Como Doritos fez o país acreditar que o penta foi planejado por um salgadinho

Por Da Redação 23 de Maio de 2026 👁️ 0 visualizações 💬 0 comentários
Como Doritos fez o país acreditar que o penta foi planejado por um salgadinho

No início dos anos 2000, o marketing de massa operava sob uma lógica confortável: contratava-se o maior ídolo do país, comprava-se o intervalo comercial mais caro da televisão e o recado estava dado, sem direito a réplica.

Vinte e quatro anos depois, em um cenário fragmentado onde o público desenvolveu uma espécie de bloqueio automático contra anúncios óbvios, a provocação precisa ser outra.

A marca não deve apenas anunciar na internet; ela precisa virar o meme, a conversa e a própria teoria da conspiração do feed.

Essa estratégia de hackear a nostalgia gerou uma das ações mais comentadas do mercado de bens de consumo antes mesmo do apito inicial do torneio mundial. Ao cruzar o formato de seu principal salgadinho com o corte de cabelo mais controverso da história do futebol brasileiro, a PepsiCo conseguiu derreter as barreiras geracionais e fazer o público acreditar, por alguns dias, que o título de 2002 foi planejado de forma subliminar.

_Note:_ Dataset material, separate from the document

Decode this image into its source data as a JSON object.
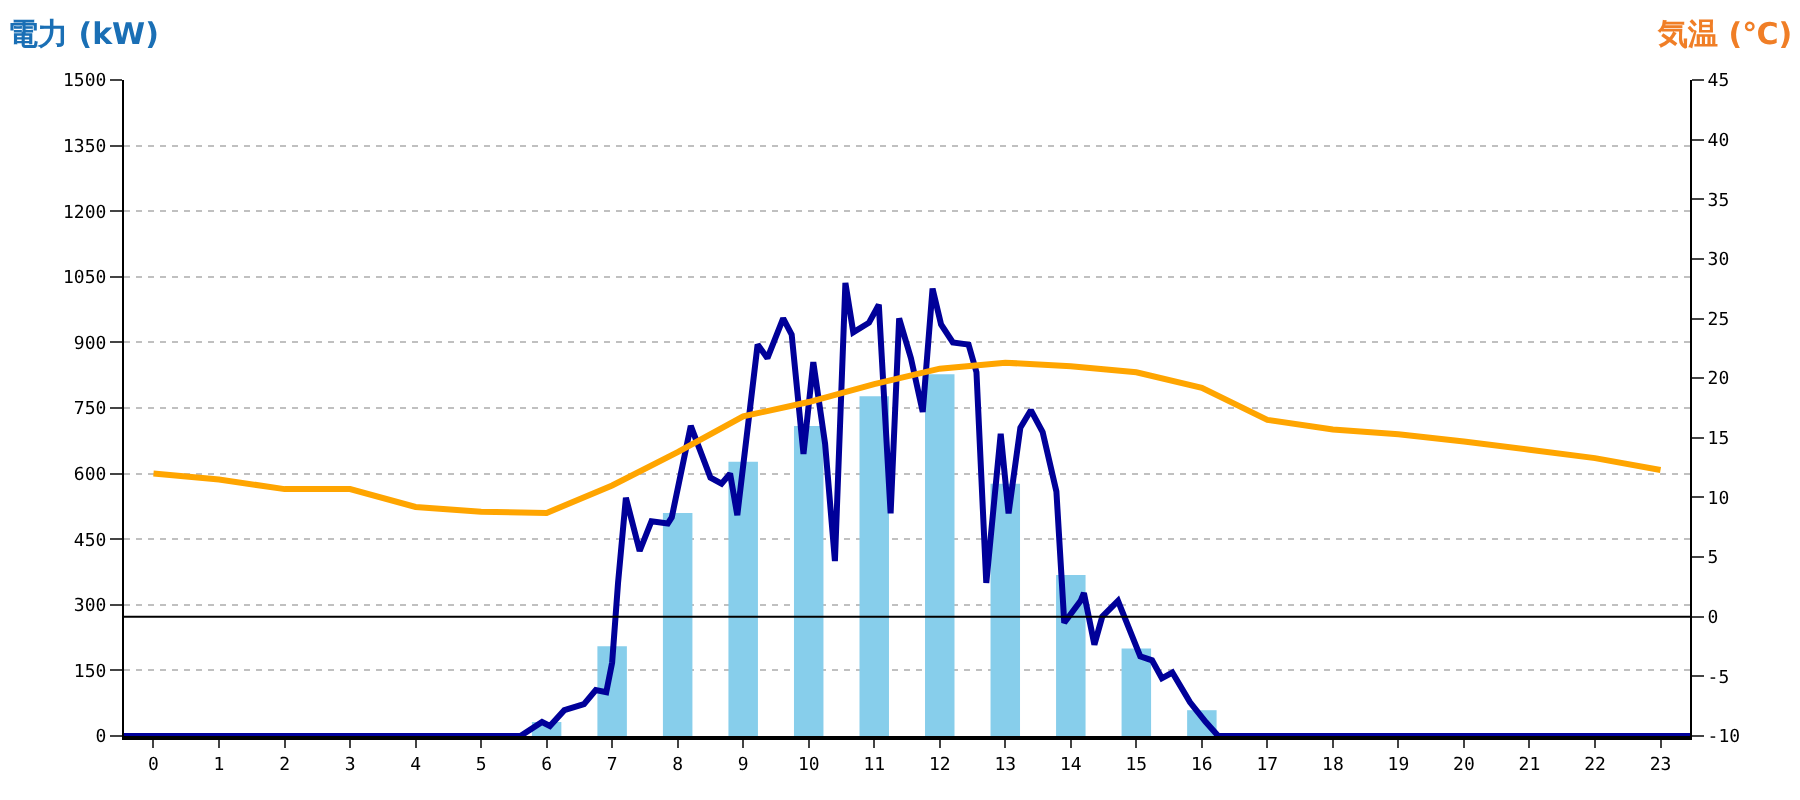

Direto do MMA, o principal ponto de encontro de marketing e negócios de São Paulo, a EXAME conversou com Sâmia Chehab, diretora sênior de marketing da PepsiCo.

A executiva detalhou a engenharia criativa por trás do "Xodó" com Ronaldo Fenômeno, a investida agressiva de Lay's no território do futebol nacional e o rigoroso filtro da companhia para definir por que uma marca deve — ou, mais importante, não deve — entrar em um patrocínio milionário.

“Estratégia é escolha, é marca e personalidade. Uma marca é uma pessoa; você não acorda sendo uma pessoa que gosta de rock e amanhã só gosta de forró. Essa coerência precisa existir, porque o consumidor de hoje não compra apenas o produto, ele consome o conceito”, defende Sâmia.

O formato do mistério: o dia em que o diretor criativo de 2002 recebeu ligações de cobrança

A ideia de conectar Doritos ao maior personagem vivo das Copas do Mundo partiu de uma afinidade de temperamento: tanto o salgadinho quanto o ex-camisa 9 construíram suas histórias com base na ousadia e na irreverência. Mas o grande estalo da agência foi puramente geométrico.

Ao isolar o triângulo, principal assinatura visual do produto, o time de marketing enxergou o encaixe perfeito com o icônico penteado adotado pelo Fenômeno na semifinal do Japão.

A campanha foi desenhada para se comportar como um boato orgânico. A marca plantou a hipótese de que o polêmico corte "Cascão" já era um plano de publicidade para Doritos há mais de duas décadas. A narrativa escalou de forma tão intensa que o próprio Ronaldo e o diretor de criação da campanha original daquela época começaram a receber ligações de amigos e familiares cobrando explicações.

A validação da estratégia veio na Avenida Paulista, onde o ambiente digital ganhou o asfalto. A PepsiCo montou uma estrutura para desafiar o público: quem aceitasse raspar o cabelo exatamente no mesmo formato triangular levava para casa uma camisa autografada pelo craque.

"Nós nos surpreendemos. Acreditamos que as pessoas descobririam a ação de publicidade em poucos dias, mas a conspiração evoluiu tanto que a galera realmente entrou no clima", conta a diretora.

O teste do quadrado: por que o tamanho do evento não garante o sucesso da marca

O movimento pré-torneio de Doritos coincide com um momento de forte expansão de outra potência do portfólio da PepsiCo: a marca Lay's. Como patrocinadora oficial da maior Copa da história em número de seleções, a marca de batatas assume o protagonismo do campo, herdando um território global de futebol e consolidando sua presença no mercado brasileiro, onde divide espaço com o legado de Ruffles.

Essa distribuição de forças expõe uma regra clara dentro da companhia: o tamanho de uma festividade ou transmissão não justifica, por si só, a presença de um produto. Sâmia explica que o marketing moderno pune o oportunismo vazio. Tentar enfiar uma marca em um contexto onde ela não possui fit cultural é o equivalente a "tentar colocar uma bola dentro de um espaço quadrado".

Para evitar que as marcas passem desapercebidas ou soem artificiais, a empresa mapeia e isola territórios específicos para cada persona do portfólio. Se a Copa do Mundo pertence a Lay's e Doritos (que também transita por Rock in Rio e Fórmula 1), o Carnaval é o território exclusivo de Cheetos e seu humor mais ácido e satírico.